Money talks; and sometimes it shouts

Impact over money / a little creative

Have you ever heard the phrase, ‘Money talks’?

It’s meant to indicate that money creates power and influence. And I suppose that’s true in some cases, be it right or wrong, but I’ve noticed something in the online entrepreneurial world lately that goes beyond money talking. Online, money is downright shouty.

People left and right are openly talking about how much money they make. And not in a good way.

This open practice is very different from what I remember about being in corporate. And for once, I prefer the corporate way. Not only do I find it strange, but rather distasteful as well. Downright gross, actually.

If discussed in the context of a private conversation, and your relationship with someone allows for a great deal of candor, by all means, share away. But I’ve noticed a practice of people writing blog posts and hanging their hat on, “Hey everyone, I MADE SIX FIGURES MY FIRST YEAR in business and SO CAN YOU!”

Perhaps I missed the memo when this became acceptable, but as I recall, this sort of thing wasn’t ok in a corporate setting, so why should it be otherwise?

This in no way means that people shouldn’t be proud of their accomplishments, particularly when they’re of the financial kind. But to shout them to world like a badge of honor—and allude to there being some kind of easy-to-execute formula for others to do the same—is bullshit.

Everyone’s business is different.

Even if you are selling the exact same products or services as someone else (how many logo designers are there? how many wedding photographers?), the unique way in which you operate your business is quite different. And as such, what worked for Business A to earn them 6 figures in their first year, won’t necessarily work for Business B.

There is no single formula to business. No one-size-fits-all. It’s just what works for YOU.

Talking about how much money you make is exclusionary.

Using a megaphone to blast your earnings to the world makes people who didn’t earn those 6 figures feel stupid, like they’re doing business wrong. The first year of business (hell, the first 3 years) is such a wild and experimental ride, full of ups and downs and lots of trial and error. LOTS.

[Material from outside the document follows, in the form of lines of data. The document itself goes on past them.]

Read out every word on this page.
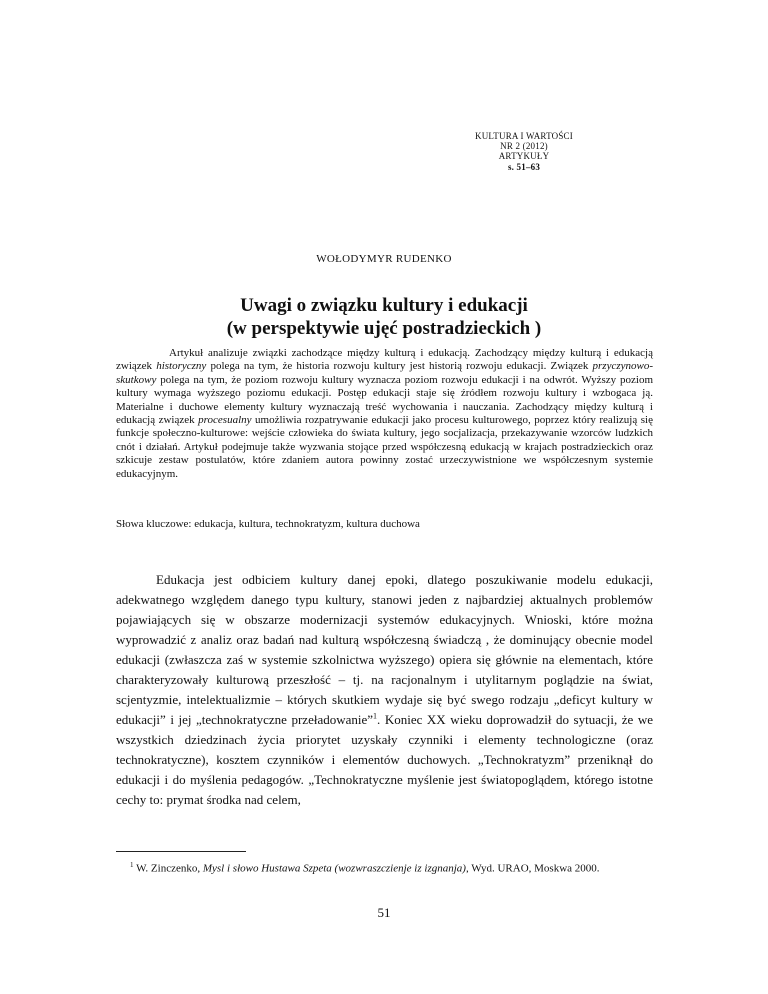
KULTURA I WARTOŚCI
NR 2 (2012)
ARTYKUŁY
s. 51–63
WOŁODYMYR RUDENKO
Uwagi o związku kultury i edukacji
(w perspektywie ujęć postradzieckich )

Artykuł analizuje związki zachodzące między kulturą i edukacją. Zachodzący między kulturą i edukacją związek historyczny polega na tym, że historia rozwoju kultury jest historią rozwoju edukacji. Związek przyczynowo-skutkowy polega na tym, że poziom rozwoju kultury wyznacza poziom rozwoju edukacji i na odwrót. Wyższy poziom kultury wymaga wyższego poziomu edukacji. Postęp edukacji staje się źródłem rozwoju kultury i wzbogaca ją. Materialne i duchowe elementy kultury wyznaczają treść wychowania i nauczania. Zachodzący między kulturą i edukacją związek procesualny umożliwia rozpatrywanie edukacji jako procesu kulturowego, poprzez który realizują się funkcje społeczno-kulturowe: wejście człowieka do świata kultury, jego socjalizacja, przekazywanie wzorców ludzkich cnót i działań. Artykuł podejmuje także wyzwania stojące przed współczesną edukacją w krajach postradzieckich oraz szkicuje zestaw postulatów, które zdaniem autora powinny zostać urzeczywistnione we współczesnym systemie edukacyjnym.

Słowa kluczowe: edukacja, kultura, technokratyzm, kultura duchowa

Edukacja jest odbiciem kultury danej epoki, dlatego poszukiwanie modelu edukacji, adekwatnego względem danego typu kultury, stanowi jeden z najbardziej aktualnych problemów pojawiających się w obszarze modernizacji systemów edukacyjnych. Wnioski, które można wyprowadzić z analiz oraz badań nad kulturą współczesną świadczą , że dominujący obecnie model edukacji (zwłaszcza zaś w systemie szkolnictwa wyższego) opiera się głównie na elementach, które charakteryzowały kulturową przeszłość – tj. na racjonalnym i utylitarnym poglądzie na świat, scjentyzmie, intelektualizmie – których skutkiem wydaje się być swego rodzaju „deficyt kultury w edukacji” i jej „technokratyczne przeładowanie”$^1$. Koniec XX wieku doprowadził do sytuacji, że we wszystkich dziedzinach życia priorytet uzyskały czynniki i elementy technologiczne (oraz technokratyczne), kosztem czynników i elementów duchowych. „Technokratyzm” przeniknął do edukacji i do myślenia pedagogów. „Technokratyczne myślenie jest światopoglądem, którego istotne cechy to: prymat środka nad celem,

$^1$ W. Zinczenko, Mysl i słowo Hustawa Szpeta (wozwraszczienje iz izgnanja), Wyd. URAO, Moskwa 2000.

51
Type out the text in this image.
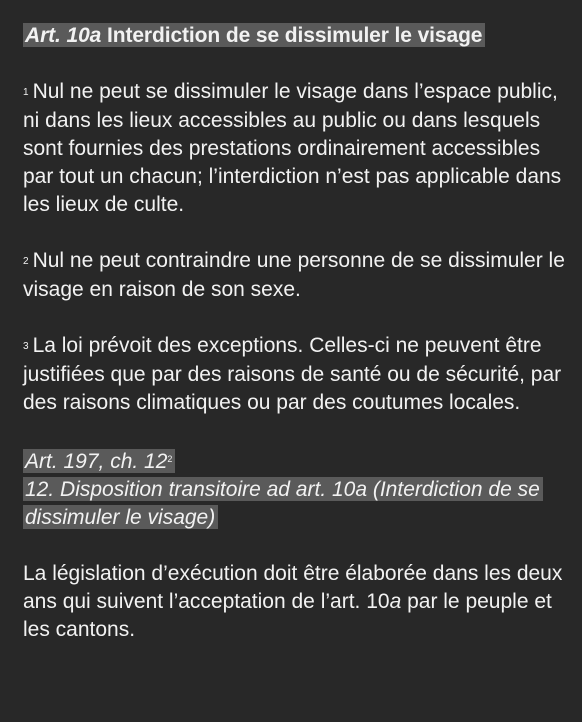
Art. 10a Interdiction de se dissimuler le visage
$^1$ Nul ne peut se dissimuler le visage dans l’espace public, ni dans les lieux accessibles au public ou dans lesquels sont fournies des prestations ordinairement accessibles par tout un chacun; l’interdiction n’est pas applicable dans les lieux de culte.
$^2$ Nul ne peut contraindre une personne de se dissimuler le visage en raison de son sexe.
$^3$ La loi prévoit des exceptions. Celles-ci ne peuvent être justifiées que par des raisons de santé ou de sécurité, par des raisons climatiques ou par des coutumes locales.
Art. 197, ch. $12^2$
12. Disposition transitoire ad art. 10a (Interdiction de se dissimuler le visage)
La législation d’exécution doit être élaborée dans les deux ans qui suivent l’acceptation de l’art. 10a par le peuple et les cantons.
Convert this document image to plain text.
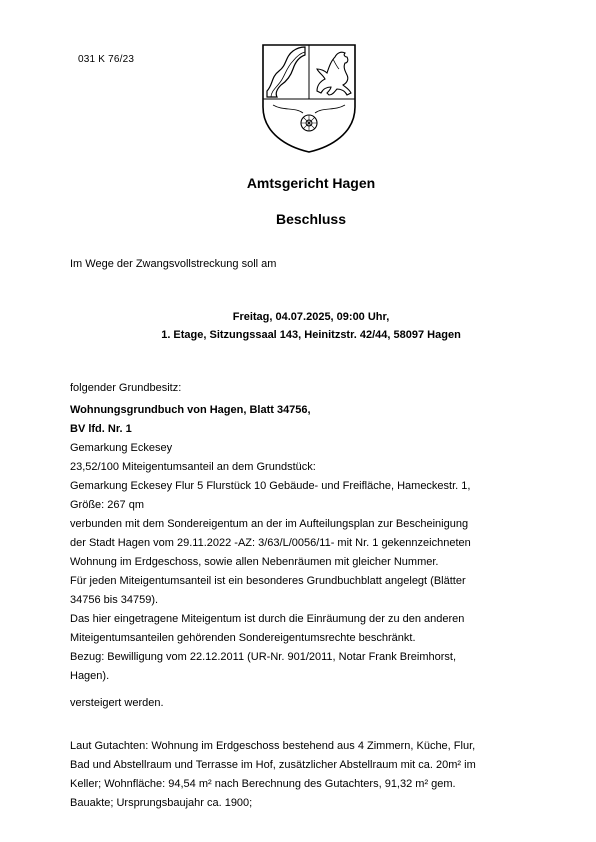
031 K 76/23
Amtsgericht Hagen
Beschluss
Im Wege der Zwangsvollstreckung soll am
Freitag, 04.07.2025, 09:00 Uhr,
1. Etage, Sitzungssaal 143, Heinitzstr. 42/44, 58097 Hagen
folgender Grundbesitz:
Wohnungsgrundbuch von Hagen, Blatt 34756,
BV lfd. Nr. 1
Gemarkung Eckesey
23,52/100 Miteigentumsanteil an dem Grundstück:
Gemarkung Eckesey Flur 5 Flurstück 10 Gebäude- und Freifläche, Hameckestr. 1,
Größe: 267 qm
verbunden mit dem Sondereigentum an der im Aufteilungsplan zur Bescheinigung
der Stadt Hagen vom 29.11.2022 -AZ: 3/63/L/0056/11- mit Nr. 1 gekennzeichneten
Wohnung im Erdgeschoss, sowie allen Nebenräumen mit gleicher Nummer.
Für jeden Miteigentumsanteil ist ein besonderes Grundbuchblatt angelegt (Blätter
34756 bis 34759).
Das hier eingetragene Miteigentum ist durch die Einräumung der zu den anderen
Miteigentumsanteilen gehörenden Sondereigentumsrechte beschränkt.
Bezug: Bewilligung vom 22.12.2011 (UR-Nr. 901/2011, Notar Frank Breimhorst,
Hagen).
versteigert werden.
Laut Gutachten: Wohnung im Erdgeschoss bestehend aus 4 Zimmern, Küche, Flur,
Bad und Abstellraum und Terrasse im Hof, zusätzlicher Abstellraum mit ca. 20m² im
Keller; Wohnfläche: 94,54 m² nach Berechnung des Gutachters, 91,32 m² gem.
Bauakte; Ursprungsbaujahr ca. 1900;
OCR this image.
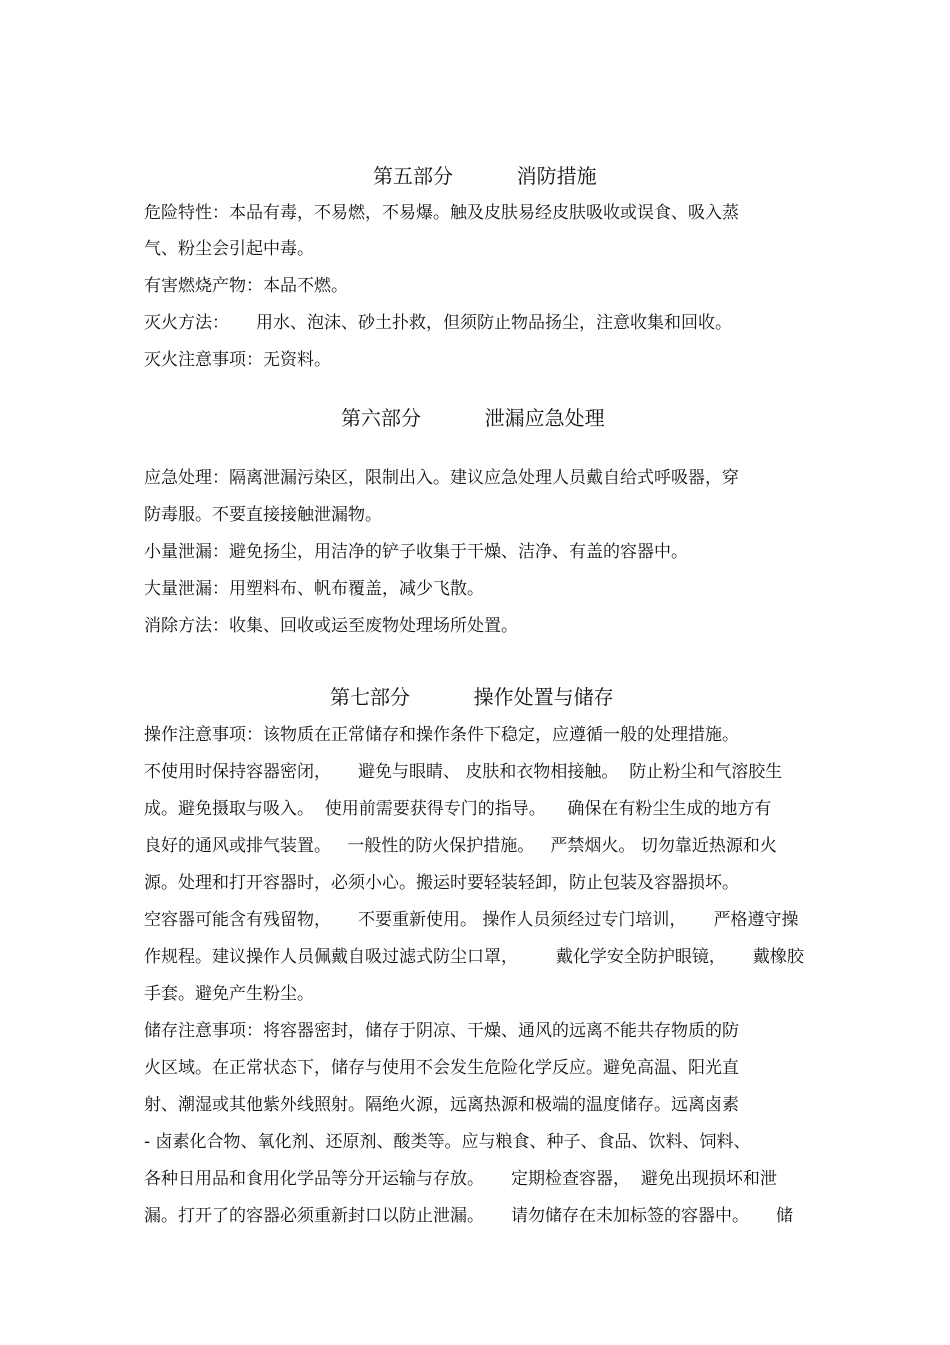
第五部分          消防措施
危险特性：本品有毒，不易燃，不易爆。触及皮肤易经皮肤吸收或误食、吸入蒸
气、粉尘会引起中毒。
有害燃烧产物：本品不燃。
灭火方法：     用水、泡沫、砂土扑救，但须防止物品扬尘，注意收集和回收。
灭火注意事项：无资料。
第六部分          泄漏应急处理
应急处理：隔离泄漏污染区，限制出入。建议应急处理人员戴自给式呼吸器，穿
防毒服。不要直接接触泄漏物。
小量泄漏：避免扬尘，用洁净的铲子收集于干燥、洁净、有盖的容器中。
大量泄漏：用塑料布、帆布覆盖，减少飞散。
消除方法：收集、回收或运至废物处理场所处置。
第七部分          操作处置与储存
操作注意事项：该物质在正常储存和操作条件下稳定，应遵循一般的处理措施。
不使用时保持容器密闭，     避免与眼睛、 皮肤和衣物相接触。  防止粉尘和气溶胶生
成。避免摄取与吸入。  使用前需要获得专门的指导。    确保在有粉尘生成的地方有
良好的通风或排气装置。   一般性的防火保护措施。   严禁烟火。 切勿靠近热源和火
源。处理和打开容器时，必须小心。搬运时要轻装轻卸，防止包装及容器损坏。
空容器可能含有残留物，     不要重新使用。 操作人员须经过专门培训，     严格遵守操
作规程。建议操作人员佩戴自吸过滤式防尘口罩，       戴化学安全防护眼镜，     戴橡胶
手套。避免产生粉尘。
储存注意事项：将容器密封，储存于阴凉、干燥、通风的远离不能共存物质的防
火区域。在正常状态下，储存与使用不会发生危险化学反应。避免高温、阳光直
射、潮湿或其他紫外线照射。隔绝火源，远离热源和极端的温度储存。远离卤素
- 卤素化合物、氧化剂、还原剂、酸类等。应与粮食、种子、食品、饮料、饲料、
各种日用品和食用化学品等分开运输与存放。     定期检查容器，  避免出现损坏和泄
漏。打开了的容器必须重新封口以防止泄漏。     请勿储存在未加标签的容器中。     储
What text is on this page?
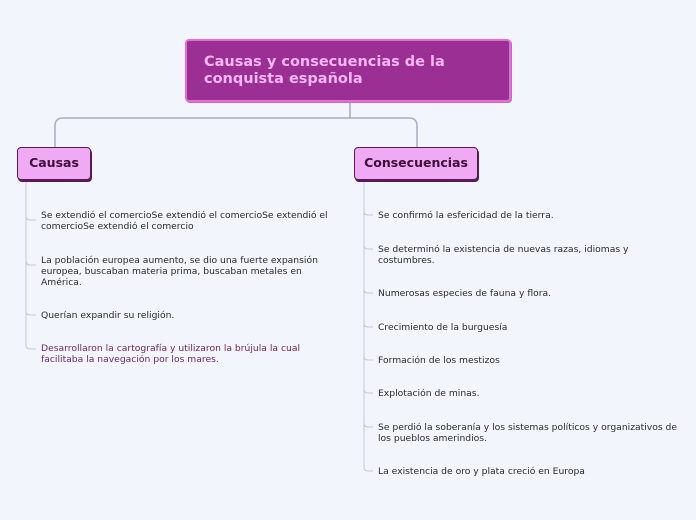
Causas y consecuencias de la conquista española
Causas	Consecuencias
Se extendió el comercioSe extendió el comercioSe extendió el comercioSe extendió el comercio
La población europea aumento, se dio una fuerte expansión europea, buscaban materia prima, buscaban metales en América.
Querían expandir su religión.
Desarrollaron la cartografía y utilizaron la brújula la cual facilitaba la navegación por los mares.
Se confirmó la esfericidad de la tierra.
Se determinó la existencia de nuevas razas, idiomas y costumbres.
Numerosas especies de fauna y flora.
Crecimiento de la burguesía
Formación de los mestizos
Explotación de minas.
Se perdió la soberanía y los sistemas políticos y organizativos de los pueblos amerindios.
La existencia de oro y plata creció en Europa
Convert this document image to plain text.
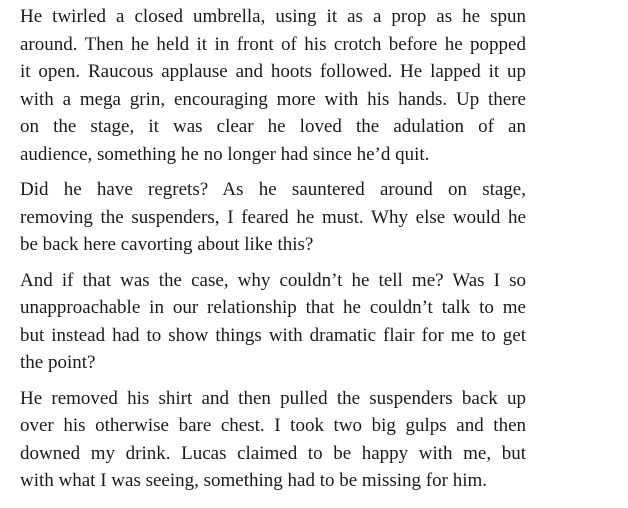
He twirled a closed umbrella, using it as a prop as he spun
around. Then he held it in front of his crotch before he popped
it open. Raucous applause and hoots followed. He lapped it up
with a mega grin, encouraging more with his hands. Up there
on the stage, it was clear he loved the adulation of an
audience, something he no longer had since he’d quit.

Did he have regrets? As he sauntered around on stage,
removing the suspenders, I feared he must. Why else would he
be back here cavorting about like this?

And if that was the case, why couldn’t he tell me? Was I so
unapproachable in our relationship that he couldn’t talk to me
but instead had to show things with dramatic flair for me to get
the point?

He removed his shirt and then pulled the suspenders back up
over his otherwise bare chest. I took two big gulps and then
downed my drink. Lucas claimed to be happy with me, but
with what I was seeing, something had to be missing for him.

New business owners often spend a lot of time looking around at what others are doing and in these instances, all they’re seeing and hearing is how much stupid easy money there is to be made. It’s exciting and incredibly alluring.

Money, Money, EVERYWHERE!

But when reality sets in, and they don’t make that six figures, that righteous, evil bitch of an inner critic shows up and tells them they’re worthless, making them feel like shit. Suddenly, they’re a failure.

Which we all know is bullshit.

While our society places a lot of value in being financially successful, here’s something to consider: not everyone measures success in dollars. People can be rich without lots of money. What if happiness were a currency?

Many people feel successful and wealthy because they get to come home every night in time to eat dinner with their family and read their kids a story before bed. Others feel rich because they can fluctuate their schedule, which allows them to travel and explore the world. Some feel successful because they’ve found something that supports their night owl tendencies so they can work when they’re most productive.

Or for a select few, their wealth comes from turning their totally unique, often considered off-the-wall passion into something they get paid to do. Dicture gallery, anyone?!

Every business and entrepreneur is unique.

How about rather than shouting how much money we make, instead we:

  • broadcast the impact our products and services have on our customers.
  • focus on growing together and creating a change in people, places and things for the better.
  • celebrate those that made six figures AND help those that didn’t, without a formulaic, unrealistic approach.

At the end of the day, whether you made six figures or four, the result of the work you did is no more or less important.

Did you help someone set up some systems in their business, making their everyday activities a little easier, allowing them more time for other things? Talk about that and how you did it. It could probably help someone else as well.

Did you create a gorgeous identity design for someone that they feel represents them perfectly, giving them more confidence to sell themselves? Talk about that and help build confidence in others.

Did you give someone some tough love that gave them permission to set stronger personal boundaries and have healthier relationships? Fuck yes. Who doesn’t need that?

In my opinion, the result of these things is far more important than what you were paid to do them. Like my girl Heather says (have you seen the work I did for her?), “Forget the numbers for a bit and focus on what living a great life means for you. Therein lay the true wealth to aim for.”